ROME — Way back in August when Liverpool was sweating its way through the playoffs just to qualify for the Champions League group phase, going all the way to the final wasn’t even on the Reds radar.
Not after a season in which Liverpool didn’t even play in Europe.
Not when no one could have imagined that Mohamed Salah would develop into a scorer to rival Lionel Messi. Or that Liverpool would score a Champions League-record 46 goals — surpassing the mark set by Barcelona in 1999-2000.
Yet 10 months later, Liverpool is going to face two-time defending champion Real Madrid for the most coveted trophy in club football.
Liverpool advanced to its first Champions League final in more than a decade despite a 4-2 loss at Roma on Wednesday.
The Reds scored two early goals and that was all they needed to advance 7-6 on aggregate after a 5-2 win in the first leg of the semifinals.
"We came in as a qualifier and now we’re in the final," Liverpool coach Juergen Klopp said. "Now we will go to Kyiv, which sounds crazy but is the truth. We will go to Kyiv."
The final is scheduled for May 26 in Ukraine.
Sadio Mane took advantage of a misplaced Roma pass to put Liverpool ahead nine minutes in and Georginio Wijnaldum restored the advantage with a header after Milner’s own goal.
Edin Dzeko equalized for Roma early in the second half and Radja Nainggolan scored two late goals for the hosts as the Giallorossi narrowly missed out on another miracle after their stunning 3-0 second-leg victory over Barcelona in the quarterfinals.
"Tonight was all about getting the job done," said Liverpool midfielder James Milner, who scored an own goal.
Madrid beat Bayern Munich 4-3 on aggregate in the other semifinal.
"These fans deserve to be in the final, and they’ll have a great time in Kyiv regardless of the result," Liverpool defender Andy Robertson said. "We ended up losing tonight, but they threw everything at us."
Roma was left feeling aggrieved about two penalty decisions that weren’t given.

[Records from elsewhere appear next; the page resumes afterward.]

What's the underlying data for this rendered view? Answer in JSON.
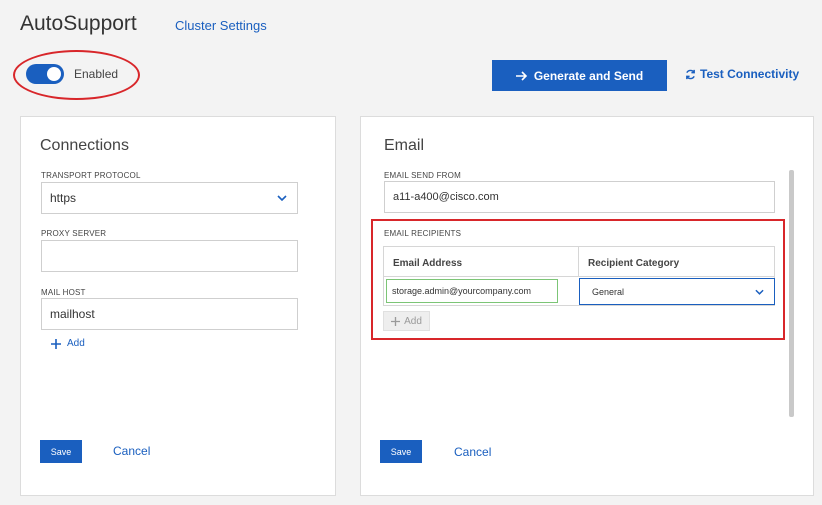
{
  "header": {
    "title": "AutoSupport",
    "cluster_settings_link": "Cluster Settings"
  },
  "toggle": {
    "label": "Enabled",
    "enabled": true
  },
  "actions": {
    "generate_and_send": "Generate and Send",
    "test_connectivity": "Test Connectivity"
  },
  "connections": {
    "title": "Connections",
    "transport_protocol_label": "TRANSPORT PROTOCOL",
    "transport_protocol_value": "https",
    "proxy_server_label": "PROXY SERVER",
    "proxy_server_value": "",
    "mail_host_label": "MAIL HOST",
    "mail_host_value": "mailhost",
    "add_label": "Add",
    "save_label": "Save",
    "cancel_label": "Cancel"
  },
  "email": {
    "title": "Email",
    "send_from_label": "EMAIL SEND FROM",
    "send_from_value": "a11-a400@cisco.com",
    "recipients_label": "EMAIL RECIPIENTS",
    "columns": [
      "Email Address",
      "Recipient Category"
    ],
    "rows": [
      {
        "email": "storage.admin@yourcompany.com",
        "category": "General"
      }
    ],
    "add_label": "Add",
    "save_label": "Save",
    "cancel_label": "Cancel"
  },
  "colors": {
    "accent": "#1a5fbf",
    "annotation": "#d8262a",
    "valid_field": "#7cc576"
  },
  "icons": {
    "generate": "arrow-right-icon",
    "test": "refresh-icon",
    "add": "plus-icon",
    "dropdown": "chevron-down-icon"
  }
}
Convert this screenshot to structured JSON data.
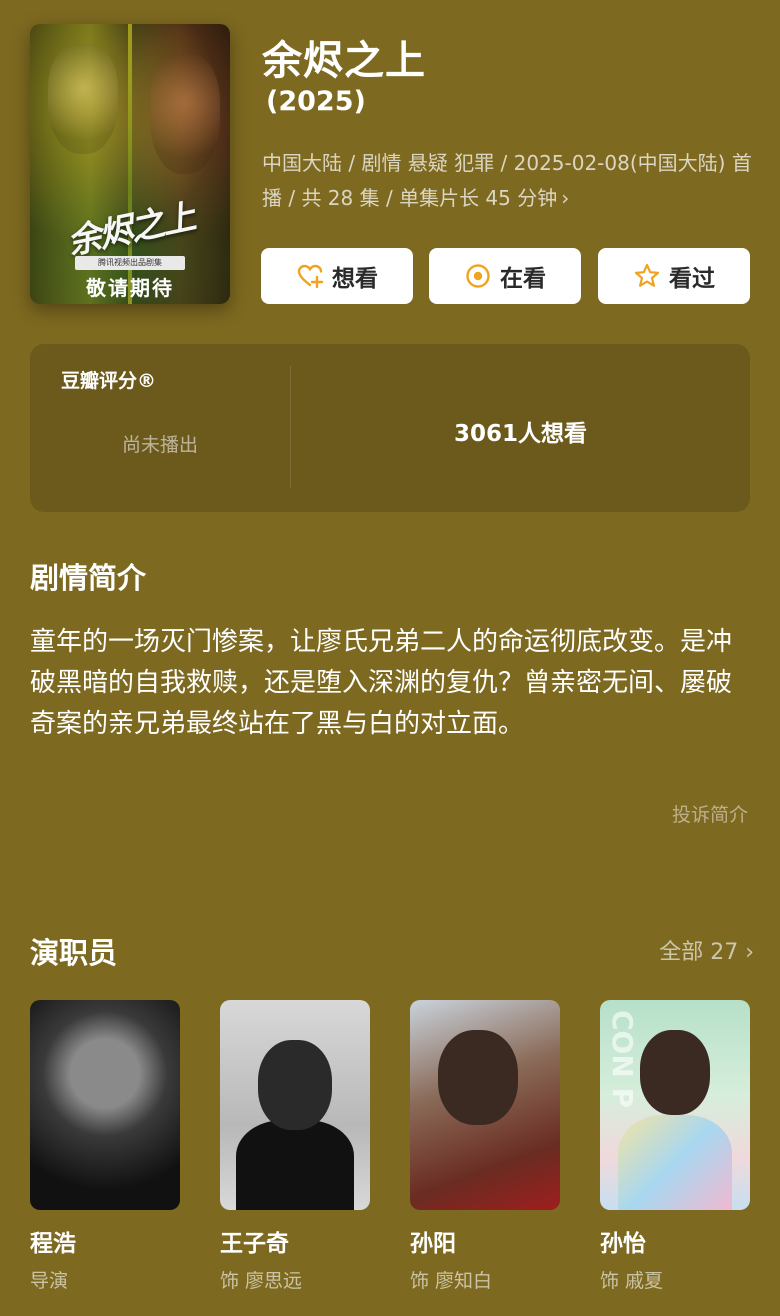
{
  "header": {
    "poster": {
      "logo_text": "余烬之上",
      "badge_text": "腾讯视频出品剧集",
      "coming_text": "敬请期待"
    },
    "title": "余烬之上",
    "year": "(2025)",
    "meta_line": "中国大陆 / 剧情 悬疑 犯罪 / 2025-02-08(中国大陆) 首播 / 共 28 集 / 单集片长 45 分钟",
    "meta_chevron": "›"
  },
  "actions": {
    "want_label": "想看",
    "watching_label": "在看",
    "watched_label": "看过"
  },
  "rating": {
    "label": "豆瓣评分®",
    "status": "尚未播出",
    "want_count_text": "3061人想看"
  },
  "synopsis": {
    "title": "剧情简介",
    "text": "童年的一场灭门惨案，让廖氏兄弟二人的命运彻底改变。是冲破黑暗的自我救赎，还是堕入深渊的复仇？曾亲密无间、屡破奇案的亲兄弟最终站在了黑与白的对立面。",
    "report_link": "投诉简介"
  },
  "cast": {
    "title": "演职员",
    "all_link": "全部 27 ›",
    "members": [
      {
        "name": "程浩",
        "role": "导演"
      },
      {
        "name": "王子奇",
        "role": "饰 廖思远"
      },
      {
        "name": "孙阳",
        "role": "饰 廖知白"
      },
      {
        "name": "孙怡",
        "role": "饰 戚夏"
      }
    ],
    "photo4_mark": "CON P"
  },
  "colors": {
    "page_bg": "#7d6920",
    "card_bg": "#6c5a1c",
    "button_bg": "#ffffff",
    "accent_orange": "#f0a31f"
  }
}
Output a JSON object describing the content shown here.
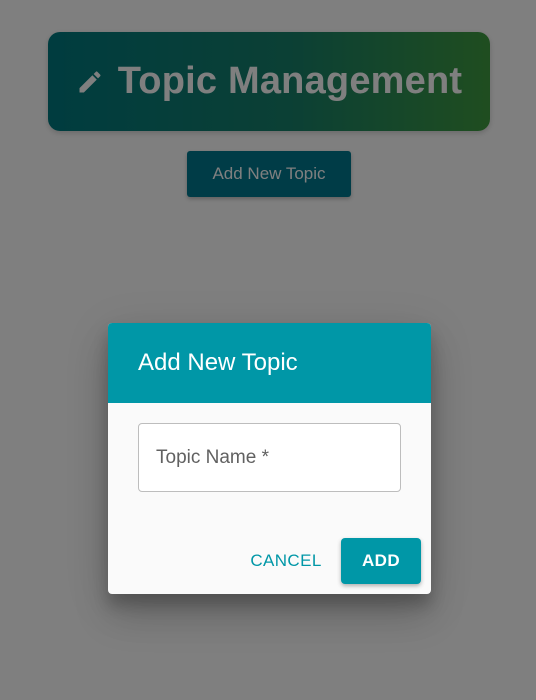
{
  "header": {
    "title": "Topic Management",
    "icon": "pencil-icon"
  },
  "toolbar": {
    "add_new_topic_label": "Add New Topic"
  },
  "dialog": {
    "title": "Add New Topic",
    "topic_name_field": {
      "label": "Topic Name *",
      "value": ""
    },
    "cancel_label": "CANCEL",
    "add_label": "ADD"
  },
  "colors": {
    "accent": "#0097a7",
    "header_gradient_start": "#00797f",
    "header_gradient_end": "#3f9b40",
    "backdrop": "rgba(0,0,0,0.5)"
  }
}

"The VAR would have given us what was taken from us tonight," Roma coach Eusebio Di Francesco said. "That was ridiculous. … But Liverpool certainly didn’t steal anything from us. They played 45 extraordinary minutes (in the first leg) and we played two second halves that were just as extraordinary."
Liverpool last reached the final in 2007, when it lost to AC Milan, having won the last of its five titles over Milan two years earlier.
The 13 goals scored between the two legs was a record for a Champions League semifinal.
"When two squads play in an open manner like that, it’s more like a boxing match," Di Francesco said. "There should be more matches like these."
Klopp was full of compliments for Roma.
"What a performance, what a comeback. What a brave football game," the German manager said. "It was the first time we were not as good as we can be. So we needed luck."